If you’re a realtor in Michigan and you want to keep your license, listen up. Anyone who became licensed before August 2nd, 2018 is required to complete 18 hours of continuing education before October 31st, 2018. That includes 6 hours of approved continuing education for each year of the licensing cycle and 2 hours of continuing education each calendar year in Legal Updates.

The deadline is fast approaching, here’s a breakdown of what you need to know to maintain your good status as a Michigan realtor.

Who: Michigan real estate brokers and salespersons need to complete mandatory licensing, and Legal Update education courses
What: Brokers and salespersons must finish 18 hours of continuing education courses, including two hours of Legal Update courses by the deadline.
When: October 31st, 2018 is the deadline to complete these courses. It’s also the deadline to renew your license.
Where: You can complete your training online with courses you can access from any computer.
How: Finish your continuing education on your own time and with your own computer from anywhere with an internet connection. These courses let you print out a certificate immediately upon completion.

License renewal costs:
$108 - brokers
$78 - salespersons
$60 - branch offices

What if I don’t complete my continuing education by October 31st?

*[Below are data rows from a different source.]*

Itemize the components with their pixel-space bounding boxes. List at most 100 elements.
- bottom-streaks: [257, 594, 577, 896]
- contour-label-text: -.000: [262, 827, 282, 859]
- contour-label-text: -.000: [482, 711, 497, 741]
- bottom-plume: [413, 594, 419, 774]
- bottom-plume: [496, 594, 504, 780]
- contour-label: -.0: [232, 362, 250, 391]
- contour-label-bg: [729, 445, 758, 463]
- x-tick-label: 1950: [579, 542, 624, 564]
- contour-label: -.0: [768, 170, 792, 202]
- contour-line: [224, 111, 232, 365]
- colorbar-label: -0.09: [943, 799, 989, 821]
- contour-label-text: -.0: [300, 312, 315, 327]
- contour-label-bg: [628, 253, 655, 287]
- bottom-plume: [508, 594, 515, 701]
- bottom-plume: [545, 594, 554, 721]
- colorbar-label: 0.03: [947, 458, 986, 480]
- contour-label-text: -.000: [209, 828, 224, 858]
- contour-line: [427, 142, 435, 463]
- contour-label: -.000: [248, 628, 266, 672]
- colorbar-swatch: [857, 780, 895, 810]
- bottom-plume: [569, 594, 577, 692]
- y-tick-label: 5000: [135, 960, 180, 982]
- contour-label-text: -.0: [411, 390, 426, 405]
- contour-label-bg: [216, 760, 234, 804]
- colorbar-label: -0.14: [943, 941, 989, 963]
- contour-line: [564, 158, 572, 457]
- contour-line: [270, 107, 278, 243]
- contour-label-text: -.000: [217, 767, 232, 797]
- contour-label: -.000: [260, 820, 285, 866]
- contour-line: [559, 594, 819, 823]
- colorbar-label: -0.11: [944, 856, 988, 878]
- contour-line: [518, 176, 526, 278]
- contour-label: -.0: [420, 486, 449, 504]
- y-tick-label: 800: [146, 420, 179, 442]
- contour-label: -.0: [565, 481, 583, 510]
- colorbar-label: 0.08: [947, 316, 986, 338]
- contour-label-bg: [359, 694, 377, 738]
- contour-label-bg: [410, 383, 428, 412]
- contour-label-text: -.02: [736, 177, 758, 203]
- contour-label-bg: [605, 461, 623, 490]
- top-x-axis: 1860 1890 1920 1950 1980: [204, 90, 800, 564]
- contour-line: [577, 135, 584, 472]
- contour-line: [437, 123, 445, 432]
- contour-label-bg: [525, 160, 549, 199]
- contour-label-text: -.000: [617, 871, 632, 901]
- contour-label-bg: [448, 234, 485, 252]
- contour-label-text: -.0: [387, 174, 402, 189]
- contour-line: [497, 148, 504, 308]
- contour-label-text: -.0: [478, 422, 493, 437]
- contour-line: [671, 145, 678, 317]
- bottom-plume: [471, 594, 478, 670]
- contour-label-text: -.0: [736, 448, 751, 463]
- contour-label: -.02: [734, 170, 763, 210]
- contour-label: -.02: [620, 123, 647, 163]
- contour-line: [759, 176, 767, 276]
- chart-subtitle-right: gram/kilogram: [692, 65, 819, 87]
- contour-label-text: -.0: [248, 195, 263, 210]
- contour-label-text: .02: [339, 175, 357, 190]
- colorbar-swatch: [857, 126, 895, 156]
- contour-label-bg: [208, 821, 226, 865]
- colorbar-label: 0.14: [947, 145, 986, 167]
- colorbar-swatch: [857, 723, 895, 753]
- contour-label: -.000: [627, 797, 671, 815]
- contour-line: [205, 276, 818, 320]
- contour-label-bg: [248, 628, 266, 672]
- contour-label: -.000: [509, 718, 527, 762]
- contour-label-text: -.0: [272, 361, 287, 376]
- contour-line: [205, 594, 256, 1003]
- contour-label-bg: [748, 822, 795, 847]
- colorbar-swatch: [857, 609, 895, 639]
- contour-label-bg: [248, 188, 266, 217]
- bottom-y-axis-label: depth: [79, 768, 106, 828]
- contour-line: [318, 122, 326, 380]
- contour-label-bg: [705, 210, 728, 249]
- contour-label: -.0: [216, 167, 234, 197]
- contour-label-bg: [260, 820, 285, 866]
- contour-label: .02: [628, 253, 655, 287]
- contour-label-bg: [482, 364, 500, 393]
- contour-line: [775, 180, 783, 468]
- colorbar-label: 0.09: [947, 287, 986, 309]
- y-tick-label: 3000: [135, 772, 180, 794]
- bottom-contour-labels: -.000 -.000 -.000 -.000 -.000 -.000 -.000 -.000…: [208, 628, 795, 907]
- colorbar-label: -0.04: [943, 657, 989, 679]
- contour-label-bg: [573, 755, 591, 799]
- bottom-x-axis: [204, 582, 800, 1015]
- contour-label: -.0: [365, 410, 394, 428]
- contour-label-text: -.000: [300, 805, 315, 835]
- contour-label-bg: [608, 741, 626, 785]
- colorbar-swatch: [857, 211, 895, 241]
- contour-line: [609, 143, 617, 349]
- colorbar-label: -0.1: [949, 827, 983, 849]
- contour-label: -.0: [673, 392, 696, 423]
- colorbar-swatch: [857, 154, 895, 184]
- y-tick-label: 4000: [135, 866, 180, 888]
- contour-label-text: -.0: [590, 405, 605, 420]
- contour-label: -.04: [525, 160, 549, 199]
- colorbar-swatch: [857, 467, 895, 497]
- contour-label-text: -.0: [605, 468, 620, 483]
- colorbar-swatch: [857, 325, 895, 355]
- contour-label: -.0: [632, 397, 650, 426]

It’s not good news. The Michigan Department Licensing and Regulatory Affairs audit Michigan realtors regularly. If they find out you have not completed your requirements, they will require you to complete additional hours of continuing education. It could be four to eight more hours, which will not count towards the next licensing cycle’s continuing education hours.

What if I don’t renew my license by October 31st?

There is a 60 day grace period. Breathe. You’ll be okay, but the grace period ends December 31, 2018. If you renew in this time it will, however, cost you a $20 late fee.

What happens if my Michigan real estate salesperson or broker license is expired more than 60 days?

Michigan salespeople and brokers must complete reinstatement forms in order to renew their licensing. You will have to complete a salesperson reinstatement form or a broker reinstatement form in order to renew.

  • If your license is expired between 60 days & 3 years
    Pay an application processing fee, a late renewal fee, and the per year licensing fee. In addition, you must satisfy any penalties and conditions imposed by Michigan or any other jurisdiction.
  • If your license has been expired more than 3 years
    You will have to meet requirements set by the Department of Professional Licensing. You may be required to pass all or part of an exam or meet current education or training requirements.